Basic Tips on Sales Agreement
A sales agreement is a written contract in which a seller promises to trade something that another person promises to purchase. This contract may be used to sell assets, equipment, goods, services, and other things which have a value.
HERE ARE SOME BASIC TIPS ON SALES AGREEMENT:
- Hire a corporate lawyer before appointing an investment banker.
A corporate lawyer can protect the selling entrepreneur during the process of the actual sales and negotiate with an investment banker to lower the latter’s fee, thus allowing an entrepreneur to save a substantial amount of money. - Organize all the business documents.
When engaging in sales agreement, entrepreneurs should prepare all the paperwork including public records, financial statements, list of liens, and corporate books to make prospective buyers confident that the business they are going to purchase is profitable, viable, and free of any illicit undertaking. - Discuss the material terms included in the letter of intent (LOI).

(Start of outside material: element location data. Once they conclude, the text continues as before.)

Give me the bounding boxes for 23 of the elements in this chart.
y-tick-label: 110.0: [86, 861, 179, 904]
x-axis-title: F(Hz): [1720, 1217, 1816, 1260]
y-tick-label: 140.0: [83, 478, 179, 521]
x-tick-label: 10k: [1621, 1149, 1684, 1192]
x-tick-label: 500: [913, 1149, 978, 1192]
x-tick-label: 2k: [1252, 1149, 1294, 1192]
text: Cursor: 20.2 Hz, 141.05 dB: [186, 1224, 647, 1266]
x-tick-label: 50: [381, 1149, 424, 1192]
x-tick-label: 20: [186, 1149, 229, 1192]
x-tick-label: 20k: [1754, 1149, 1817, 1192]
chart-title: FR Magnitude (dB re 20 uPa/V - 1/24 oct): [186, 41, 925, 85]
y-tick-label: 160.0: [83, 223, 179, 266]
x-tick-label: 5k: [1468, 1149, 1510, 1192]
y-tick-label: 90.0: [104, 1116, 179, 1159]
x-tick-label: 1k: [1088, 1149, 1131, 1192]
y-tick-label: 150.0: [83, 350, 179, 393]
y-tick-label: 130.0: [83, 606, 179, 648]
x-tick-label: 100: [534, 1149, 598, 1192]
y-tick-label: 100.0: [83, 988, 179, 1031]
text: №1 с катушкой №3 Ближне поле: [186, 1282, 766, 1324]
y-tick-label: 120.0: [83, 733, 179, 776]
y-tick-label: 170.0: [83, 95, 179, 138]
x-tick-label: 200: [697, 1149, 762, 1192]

The letter of intent, also called as pre-contract, is a document that summarizes the important points of a proposed deal. While this is not a definitive contract, LOI allows the involved parties to see the viability and profitability of a certain business.
And because this contract is not final, entrepreneurs can (and should) still negotiate with potential buyers. - Develop a comprehensive plan.
Selling a business or anything that has a value requires entrepreneurs to develop a game plan that will include potential problems and ways to resolve these, budget, and certain arrangements that will provide them with benefits. - Prefer to sell equity (stocks), not assets.
Entrepreneurs should sell their equity and not their assets.
(Equity represents funds which are contributed by owners [also called as stockholders] added with earnings or subtracted with accumulated losses.)
By doing so, the selling entrepreneurs can enjoy advantages: 1.) they can pass their liabilities to buyers, 2.) in C corporation, they benefit from potential tax savings, and 3.) it requires less documentation which means they will pay less legal fees. - Limit one’s potential liability.
In definitive contract, entrepreneurs should assert only 10 percent (or less) liability. This will limit their liability since selling a business means that certain risks will be passed to the buyers. - When dealing with private equity buyers, be extra careful.
Since private equity firms are professional companies that buy and sell businesses, these are usually represented by aggressive law firms, thus making it more complex to deal with these entities compared to individual buyers.
To make sure that they can protect their interests and land on the best deal, entrepreneurs should hire corporate lawyers (if possible, hiring business consultants may also be helpful). - Include a non-reliance provision in the acquisition agreement.
Since buyers acknowledge that they bought a business based on the sellers’ warranties and representations in the definitive contract, a non-reliance provision will protect sellers from being sued by buyers based on any writing and oral statement not included in the agreement.